Ia juga mengungkapkan, sebagian besar dari para korban lakalantas tersebut, berada pada usia produktif yakni 14-40 tahun, yang kebanyakan merupakan pengendara kendaraan roda dua. Banyak korban tersebut, bahkan belum memiliki Surat Izin Mengemudi (SIM) karena masih berusia di bawah 18 tahun.

“Banyak yang belum waktunya belum punya SIM sudah pegang motor. Hanya karena orang tua sayang kepada anaknya, makanya diberikan motor.

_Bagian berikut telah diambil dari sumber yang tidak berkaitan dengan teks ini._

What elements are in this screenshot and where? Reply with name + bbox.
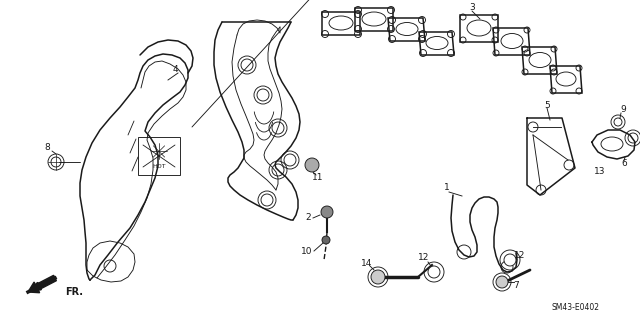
Circle shape — [371, 270, 385, 284]
Text: 8: 8 — [44, 144, 50, 152]
Text: 13: 13 — [595, 167, 605, 176]
Circle shape — [305, 158, 319, 172]
Text: 12: 12 — [419, 254, 429, 263]
Circle shape — [322, 236, 330, 244]
Text: 10: 10 — [301, 248, 313, 256]
Text: 2: 2 — [305, 213, 311, 222]
Text: 6: 6 — [621, 160, 627, 168]
Text: 1: 1 — [444, 183, 450, 192]
FancyArrow shape — [28, 275, 56, 293]
Circle shape — [428, 266, 440, 278]
Text: 14: 14 — [362, 258, 372, 268]
Circle shape — [496, 276, 508, 288]
Text: HOT: HOT — [152, 164, 166, 169]
Bar — [138, 137, 180, 175]
Text: 3: 3 — [469, 4, 475, 12]
Text: 4: 4 — [172, 65, 178, 75]
Text: SM43-E0402: SM43-E0402 — [551, 302, 599, 311]
Text: 9: 9 — [620, 106, 626, 115]
Text: 11: 11 — [312, 174, 324, 182]
Circle shape — [504, 254, 516, 266]
Text: FR.: FR. — [65, 287, 83, 297]
Text: 12: 12 — [515, 251, 525, 261]
Circle shape — [321, 206, 333, 218]
Text: 5: 5 — [544, 100, 550, 109]
Text: 7: 7 — [513, 280, 519, 290]
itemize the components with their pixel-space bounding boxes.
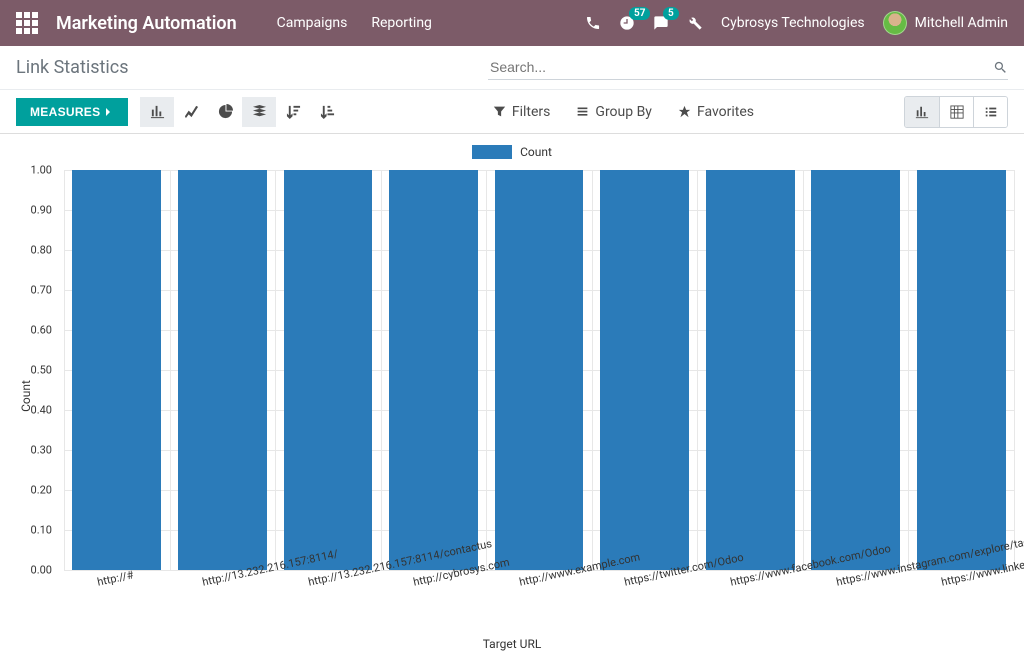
nav-menu-reporting[interactable]: Reporting: [371, 15, 432, 31]
phone-icon[interactable]: [585, 15, 601, 31]
y-tick-label: 0.10: [31, 524, 52, 537]
list-view-icon[interactable]: [973, 97, 1007, 127]
toolbar: MEASURES Filters Group By Favorites: [0, 90, 1024, 134]
timer-icon[interactable]: 57: [619, 15, 635, 31]
bar[interactable]: [495, 170, 584, 570]
bar[interactable]: [284, 170, 373, 570]
bar[interactable]: [600, 170, 689, 570]
gridline-v: [1014, 170, 1015, 570]
control-row: Link Statistics: [0, 46, 1024, 90]
y-tick-label: 0.40: [31, 404, 52, 417]
nav-menus: Campaigns Reporting: [277, 15, 432, 31]
groupby-label: Group By: [595, 104, 652, 120]
bar-cell: [170, 170, 276, 570]
pivot-view-icon[interactable]: [939, 97, 973, 127]
filter-bar: Filters Group By Favorites: [493, 104, 754, 120]
y-tick-label: 1.00: [31, 164, 52, 177]
y-tick-label: 0.00: [31, 564, 52, 577]
y-tick-label: 0.30: [31, 444, 52, 457]
bar-cell: [909, 170, 1015, 570]
bar[interactable]: [811, 170, 900, 570]
apps-icon[interactable]: [16, 12, 38, 34]
bar[interactable]: [72, 170, 161, 570]
graph-view-icon[interactable]: [905, 97, 939, 127]
measures-button[interactable]: MEASURES: [16, 98, 128, 126]
line-chart-icon[interactable]: [174, 97, 208, 127]
y-tick-label: 0.50: [31, 364, 52, 377]
chart-type-group: [140, 97, 344, 127]
search-input[interactable]: [488, 55, 993, 79]
y-tick-label: 0.20: [31, 484, 52, 497]
bar-cell: [592, 170, 698, 570]
measures-label: MEASURES: [30, 105, 100, 119]
timer-badge: 57: [629, 7, 650, 20]
chat-icon[interactable]: 5: [653, 15, 669, 31]
bar[interactable]: [389, 170, 478, 570]
filters-button[interactable]: Filters: [493, 104, 551, 120]
bars-container: [64, 170, 1014, 570]
x-axis-title: Target URL: [0, 637, 1024, 651]
bar[interactable]: [178, 170, 267, 570]
bar-cell: [275, 170, 381, 570]
y-tick-label: 0.60: [31, 324, 52, 337]
top-navbar: Marketing Automation Campaigns Reporting…: [0, 0, 1024, 46]
y-tick-label: 0.90: [31, 204, 52, 217]
y-axis-labels: 0.000.100.200.300.400.500.600.700.800.90…: [0, 170, 56, 570]
avatar: [883, 11, 907, 35]
chart-area: Count Count 0.000.100.200.300.400.500.60…: [0, 134, 1024, 657]
bar[interactable]: [917, 170, 1006, 570]
y-tick-label: 0.80: [31, 244, 52, 257]
bar-cell: [64, 170, 170, 570]
bar-cell: [486, 170, 592, 570]
favorites-label: Favorites: [697, 104, 754, 120]
user-menu[interactable]: Mitchell Admin: [883, 11, 1008, 35]
app-title: Marketing Automation: [56, 13, 237, 34]
bar[interactable]: [706, 170, 795, 570]
search-box: [488, 55, 1008, 80]
bar-chart-icon[interactable]: [140, 97, 174, 127]
sort-asc-icon[interactable]: [310, 97, 344, 127]
sort-desc-icon[interactable]: [276, 97, 310, 127]
stacked-icon[interactable]: [242, 97, 276, 127]
pie-chart-icon[interactable]: [208, 97, 242, 127]
groupby-button[interactable]: Group By: [576, 104, 652, 120]
favorites-button[interactable]: Favorites: [678, 104, 754, 120]
legend-swatch: [472, 145, 512, 159]
bar-cell: [697, 170, 803, 570]
plot-area: [64, 170, 1014, 570]
y-tick-label: 0.70: [31, 284, 52, 297]
legend-label: Count: [520, 145, 552, 159]
company-selector[interactable]: Cybrosys Technologies: [721, 15, 865, 31]
chart-legend: Count: [4, 142, 1020, 162]
breadcrumb: Link Statistics: [16, 57, 129, 78]
user-name: Mitchell Admin: [915, 15, 1008, 31]
chat-badge: 5: [663, 7, 679, 20]
filters-label: Filters: [512, 104, 551, 120]
view-switcher: [904, 96, 1008, 128]
search-icon[interactable]: [993, 60, 1008, 75]
wrench-icon[interactable]: [687, 15, 703, 31]
bar-cell: [803, 170, 909, 570]
nav-menu-campaigns[interactable]: Campaigns: [277, 15, 348, 31]
bar-cell: [381, 170, 487, 570]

Jangan diartikan kasih sayang itu, dengan memberikan sarana kepada anaknya, yang belum memenuhi persyaratan, misalnya belum punya SIM, karena anak-anak remaja itu kadang emosinya masih labil,” ujarnya.

Selain itu, ia juga menekankan pentingnya meningkatkan kesadaran masyarakat, terkait dengan budaya tertib berlalu lintas. Menurutnya, saat ini budaya tertib tersebut masih sangat rendah, sehingga dapat meningkatkan risiko mengalami kecelakaan.

“Ada orang yang dari jalur kecil menuju jalur utama, langsung keluar begitu saja tanpa melihat kiri dan kanan. Atau ada juga yang menyeberang begitu saja di persimpangan. Ini budaya tertib lalu lintas masih sangat rendah,” tandasnya.